地下に詰め所があってそこで監視装置を見たり、巡回じゃない時は待機しているんだけど、そのフロアの奥に不思議なドアがあるんだよ。
何故か表札が5人分かかってる。
最初はビルメンさんの寮かと思ってたが違うみたい。
で、オッサンに聞いてみたんだよ。
「あれは何ですか?」と。
オッサンが教えてくれた。
建築の時に死んだ人の慰霊室なんだと。
へぇ、なるほどなぁ、と思った。
次の出勤の時に、思い立ってその部屋の前に行って手を合わせたんだよね。
無信心だから手を合わせて「安らかにお眠りください」と心の中で唱えただけ。
ついでだから、その人たちの名前を手帳に控えた。
どうしてなのかは解らないが、善行らしき事をしたのを内心で誇らしく思ったのかもしれない。
ささやかなセンチメンタル。
ところが、それから15年たった先月の事だ。
今のおれは空調屋。
一応は社長なんだけど、言ってみれば一人親方という立場。
職人さんとそんなに変わらない立場だ。
もちろん、不景気は厳しくて経済的に厳しくなってきていた。
そんな中、突然だが、飛び込みで入ってきた仕事があった。
突然、電話がかかってきて「急ぎで出来るようなら」と言ってきたんだ。
普通はラインがあるから、こんな事はありえない。
しかも改修工事で、施工業者が受ける仕事のはず。
相手は電話帳を見たという。
誰でも知ってる大手だし、支払条件も不安がない。
大喜びで、打ち合わせを繰り返し、受注が決まった。
嬉しかった。
古い知り合いの職人さんに集まってもらって工事が終わる頃、地下のボイラー室に用があって行ったのね。
もちろん、そのビルは学生の時にバイトしていた高層ビルとは違うし、オーナーも関係は無い。

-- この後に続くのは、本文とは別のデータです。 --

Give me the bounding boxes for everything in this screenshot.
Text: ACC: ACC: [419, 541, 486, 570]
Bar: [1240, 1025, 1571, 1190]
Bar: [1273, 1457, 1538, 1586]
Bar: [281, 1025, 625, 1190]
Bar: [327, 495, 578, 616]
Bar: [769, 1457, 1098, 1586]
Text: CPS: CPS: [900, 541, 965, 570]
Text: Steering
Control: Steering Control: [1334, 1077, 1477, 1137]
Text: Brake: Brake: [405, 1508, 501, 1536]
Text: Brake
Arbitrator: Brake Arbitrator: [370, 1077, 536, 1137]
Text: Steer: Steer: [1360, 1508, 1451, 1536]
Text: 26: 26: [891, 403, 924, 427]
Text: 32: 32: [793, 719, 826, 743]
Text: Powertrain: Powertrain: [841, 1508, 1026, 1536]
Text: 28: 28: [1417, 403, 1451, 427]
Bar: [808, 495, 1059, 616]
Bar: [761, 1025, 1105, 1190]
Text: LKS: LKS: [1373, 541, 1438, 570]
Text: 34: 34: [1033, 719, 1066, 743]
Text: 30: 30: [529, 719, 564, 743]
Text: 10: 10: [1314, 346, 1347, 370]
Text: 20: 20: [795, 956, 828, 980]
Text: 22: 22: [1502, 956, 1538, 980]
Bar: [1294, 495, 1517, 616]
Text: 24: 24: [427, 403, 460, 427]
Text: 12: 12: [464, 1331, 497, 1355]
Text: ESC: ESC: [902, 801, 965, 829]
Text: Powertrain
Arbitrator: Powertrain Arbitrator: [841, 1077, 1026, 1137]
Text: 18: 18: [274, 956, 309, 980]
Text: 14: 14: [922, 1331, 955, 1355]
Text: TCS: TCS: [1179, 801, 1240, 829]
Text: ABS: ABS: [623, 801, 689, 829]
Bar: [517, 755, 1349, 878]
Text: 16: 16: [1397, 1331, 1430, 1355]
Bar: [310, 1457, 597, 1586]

だが、華やかな高層ビルも誰も来ない場所なんか昔も今もコストなんか、かけられずに置かれるのは同じ。
どこも同じような殺風景な場所なんだ。
特にライフライン関連は不燃のために灰色が基調の冷たい風景なんだよね。
まぁ、空調屋のおれには見慣れた風景とも言える。
ボイラーさんと打ち合わせが終わって、詰め所を出たんだ。
そのときに廊下の奥に図面にないドアが有ることに気が付いた。
何かの間違いかな、とそのドアの前に行ったんだけれど、どうしてそれがあるのか、すぐに理解できた。
最初に書いた学生の時の記憶が、その時に蘇ったのさ。
誰に聞かなくても解る。
慰霊室だった。
表札も同じく5人。
俺は手を合わせ、昔と同じように安らかな眠りを祈った。
そして何故か、学生の頃の記憶に従い、彼らの名前を手帳に記名した。
そして自宅に帰ってから、昔の手帳が妙に気になり出して、天袋に収めていた段ボール箱から当時の手帳を取り出した。
見比べて驚いた。
記帳した五人の仏さんの姓が全部同じだったんだよ。
大規模な建築関係に携わってる友人がいたなら聞いてみるといい。
必ず工事中に死んだ人たちへの感謝を表わすモニュメントがどこにもある。
昔は人柱なんて気味の悪い話もあった。
とにかく今のおれは感謝している。
相手が誰かわからないが感謝しているんだ。